Over the next year, the team will continue to develop and characterize new drug-resistant preclinical models, including a laboratory model of metastatic breast cancer. They will use these as well as clinical breast tumor samples to investigate known resistance mechanisms, identify new drivers of resistance to endocrine and anti-HER2 therapy, and develop new treatment strategies to overcome them. They hope to develop a clinical test to identify patients with HER2+ disease who can be spared chemotherapy.
Dr. Osborne was born in St. Louis, Missouri and received his AB and his MD from the University of Missouri, both with honors. He completed his internship and residency at Johns Hopkins and followed this with three years as a Clinical Associate at the Medicine Branch of the National Cancer Institute. He was a faculty member at the University of Texas Health Science Center from 1977 until 1999 and became Chief of Medical Oncology in 1992. In 1999, Dr. Osborne moved to Baylor College of Medicine to direct a new Breast Center and in 2004 he, in addition, was named Director of the Dan L. Duncan Cancer Center at Baylor.

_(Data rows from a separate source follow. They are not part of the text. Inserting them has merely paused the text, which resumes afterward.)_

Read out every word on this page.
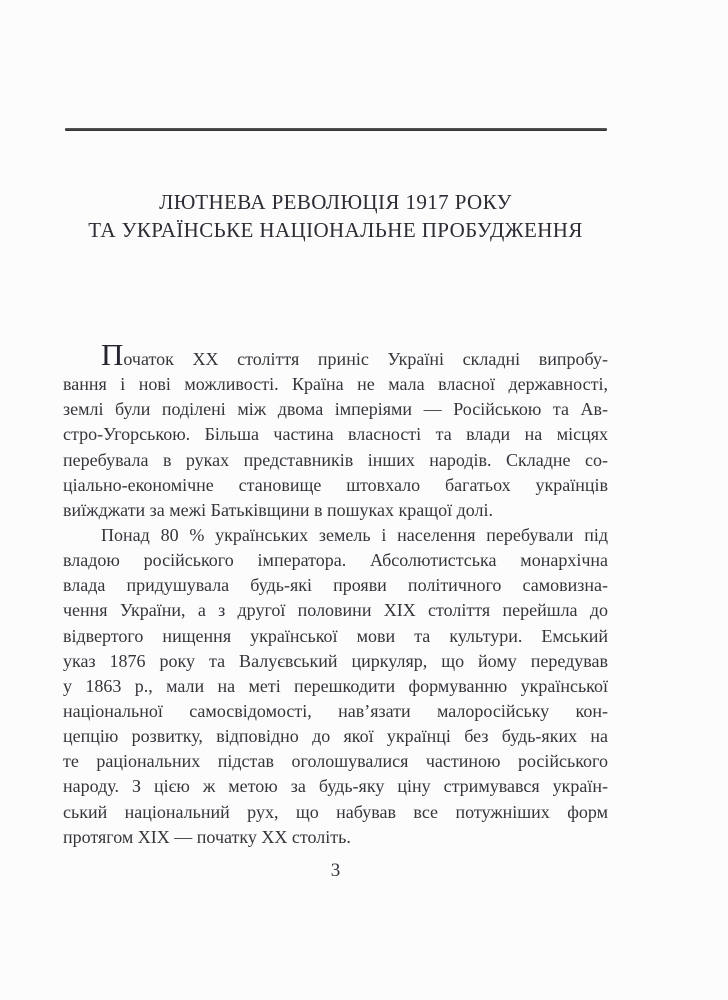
ЛЮТНЕВА РЕВОЛЮЦІЯ 1917 РОКУ
ТА УКРАЇНСЬКЕ НАЦІОНАЛЬНЕ ПРОБУДЖЕННЯ
Початок ХХ століття приніс Україні складні випробу-
вання і нові можливості. Країна не мала власної державності,
землі були поділені між двома імперіями — Російською та Ав-
стро-Угорською. Більша частина власності та влади на місцях
перебувала в руках представників інших народів. Складне со-
ціально-економічне становище штовхало багатьох українців
виїжджати за межі Батьківщини в пошуках кращої долі.
Понад 80 % українських земель і населення перебували під
владою російського імператора. Абсолютистська монархічна
влада придушувала будь-які прояви політичного самовизна-
чення України, а з другої половини XIX століття перейшла до
відвертого нищення української мови та культури. Емський
указ 1876 року та Валуєвський циркуляр, що йому передував
у 1863 р., мали на меті перешкодити формуванню української
національної самосвідомості, нав’язати малоросійську кон-
цепцію розвитку, відповідно до якої українці без будь-яких на
те раціональних підстав оголошувалися частиною російського
народу. З цією ж метою за будь-яку ціну стримувався україн-
ський національний рух, що набував все потужніших форм
протягом XIX — початку XX століть.
3
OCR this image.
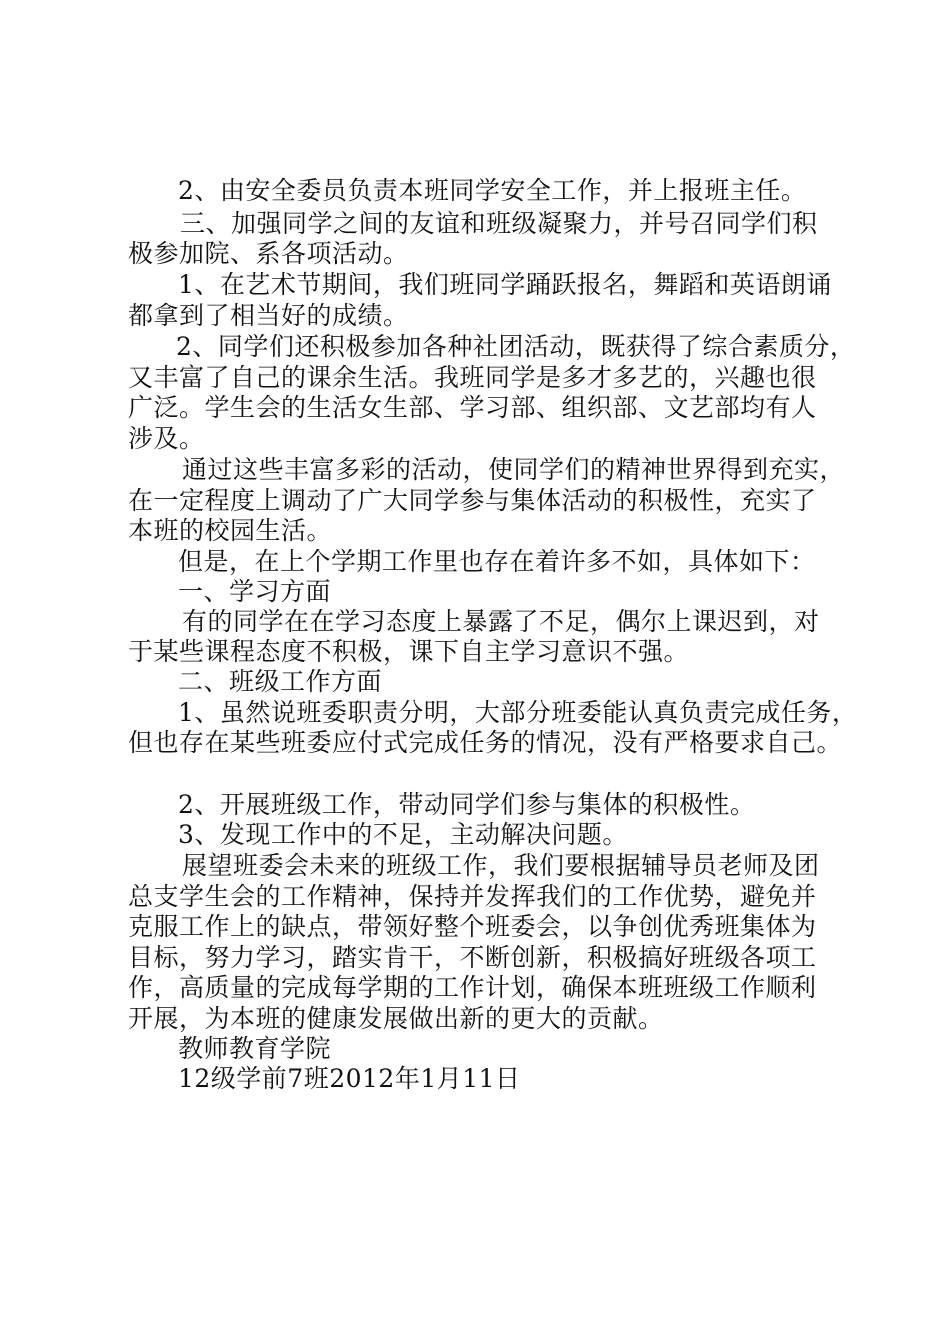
2、由安全委员负责本班同学安全工作，并上报班主任。
三、加强同学之间的友谊和班级凝聚力，并号召同学们积
极参加院、系各项活动。
1、在艺术节期间，我们班同学踊跃报名，舞蹈和英语朗诵
都拿到了相当好的成绩。
2、同学们还积极参加各种社团活动，既获得了综合素质分，
又丰富了自己的课余生活。我班同学是多才多艺的，兴趣也很
广泛。学生会的生活女生部、学习部、组织部、文艺部均有人
涉及。
通过这些丰富多彩的活动，使同学们的精神世界得到充实，
在一定程度上调动了广大同学参与集体活动的积极性，充实了
本班的校园生活。
但是，在上个学期工作里也存在着许多不如，具体如下：
一、学习方面
有的同学在在学习态度上暴露了不足，偶尔上课迟到，对
于某些课程态度不积极，课下自主学习意识不强。
二、班级工作方面
1、虽然说班委职责分明，大部分班委能认真负责完成任务，
但也存在某些班委应付式完成任务的情况，没有严格要求自己。
2、开展班级工作，带动同学们参与集体的积极性。
3、发现工作中的不足，主动解决问题。
展望班委会未来的班级工作，我们要根据辅导员老师及团
总支学生会的工作精神，保持并发挥我们的工作优势，避免并
克服工作上的缺点，带领好整个班委会，以争创优秀班集体为
目标，努力学习，踏实肯干，不断创新，积极搞好班级各项工
作，高质量的完成每学期的工作计划，确保本班班级工作顺利
开展，为本班的健康发展做出新的更大的贡献。
教师教育学院
12级学前7班2012年1月11日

Dr. Osborne's research interests have focused on the biology and treatment of breast cancer. He has published extensively on the role of growth factors in breast cancer pathogenesis, and he has also investigated the mechanisms of action and resistance to ER and HER2 targeted therapies in breast cancer. Dr. Osborne currently directs the Baylor Breast Cancer Specialized Program of Research Excellence Grant. Dr. Osborne has authored more than 400 manuscripts dealing with the biology and treatment of breast cancer.